During one’s life, there are many situations likely to require the designation of a surrogate to perform certain acts. It can be as simple as signing a paper for your friend to collect a parcel for you or giving a lawyer the authorization to represent you in a case. Advance directives fall in this category of deeds. The term “advance directives” refers to a statement of treatment preferences and usually includes the designation of a surrogate decision-maker if the person signing the advance directives becomes unable to make medical decisions by himself.
In such cases, power is given to the surrogate for one or more tasks and for a determined period. You don’t want to give unlimited powers allowing a person to act on your behalf for an unlimited period. Advance directives, as they are designed, can fall into two categories: living will, and durable power of attorney for healthcare. We examine each of them separately to better outline the differences.
A living will is reported to be the oldest form of advance directives. It is a signed and witnessed document (usually by a notary public) instructing an attending physician not to provide medical intervention of any form on its signer in case he/she is unable to make sound medical treatment decisions for him/herself, or if the patient is in terminal condition. There is, however, a risk as to the interpretation of the instruction by the physician who might not always be acquainted to the patient’s values and therefore, misunderstands his wishes. In any case, the physician is the only person with a legal standing to interpret the instructions and act upon them; family members or relatives don’t have the capacity to enforce these directives.
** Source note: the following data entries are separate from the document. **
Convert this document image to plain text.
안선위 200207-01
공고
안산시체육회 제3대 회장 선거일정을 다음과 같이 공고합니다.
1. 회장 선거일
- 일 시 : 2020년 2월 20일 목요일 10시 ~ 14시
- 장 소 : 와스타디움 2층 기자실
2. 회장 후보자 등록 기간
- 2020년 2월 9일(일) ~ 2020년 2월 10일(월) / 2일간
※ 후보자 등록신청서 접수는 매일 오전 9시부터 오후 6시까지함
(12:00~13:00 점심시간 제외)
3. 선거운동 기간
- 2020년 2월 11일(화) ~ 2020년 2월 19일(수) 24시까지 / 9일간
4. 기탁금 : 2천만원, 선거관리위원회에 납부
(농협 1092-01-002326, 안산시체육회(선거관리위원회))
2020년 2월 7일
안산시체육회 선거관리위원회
A durable power of attorney for health care is also a signed and witnessed document in which the signer identifies and designates a third party who becomes his agent, to take health care decisions on the signer’s behalf in the event he or she becomes temporarily or permanently unable to do so. The peculiarity of durable power of attorney for healthcare is that they usually don’t require the signer to have a terminal condition. The designed agent will have a great scope of responsibility since he will be able to make crucial decisions as whether treatment should be provided or withheld, or if the medical care should be completely withdrawn. He is also able to choose what type of treatment should or shouldn’t be administrated to the signer. For these reasons, the choice of the agent must not be made carelessly. The signer must take time, while still in his/her full mental capacity, to discuss his/her values with the prospected agent, as well as his/her wishes and instructions. This should be done before the document is signed and, necessarily at the moment when the signing takes place. It is not prohibited to continue the discussions after the signing to make sure the agent really assimilates the wishes of the signer; doing so is advisable. An important part of the whole process is to get the assent of the prospected agent. It would be useless to choose and designate someone who is not ready to act on one’s wishes. The agent must make sure, in due time, that the instructions of the signer are enforced. That is the philosophy behind the entire process.
It is reported that in the US, four out of five adult people have no advance directives.
Giving advance directives becomes important when the patient becomes incapacitated and therefore can no more make valid decisions regarding his/her own health care. Until then, the patient remains the sole decision maker regarding his/her health. Instructional advance directives are widely advocated as a means of preserving patient self-determination at the end of life based on the assumption that they improve surrogates’ understanding of patients’ life-sustaining treatment wishes. However, no research has examined whether instructional directives are effective in improving the accuracy of surrogate decisions.
Nowadays, millions of people sign advanced directives hoping that they would be acted upon in case they lose the ability of making sound decisions. However, it is sometimes harder than it should be. It happens that the advance directives are not acted upon either because their existence is not known, or the family firmly stand against the instructions. Nevertheless, in most cases when their existence is known, the recommendations contained in advance directives are followed by the physician or the agent.
So, have you given, or would you give advance directives?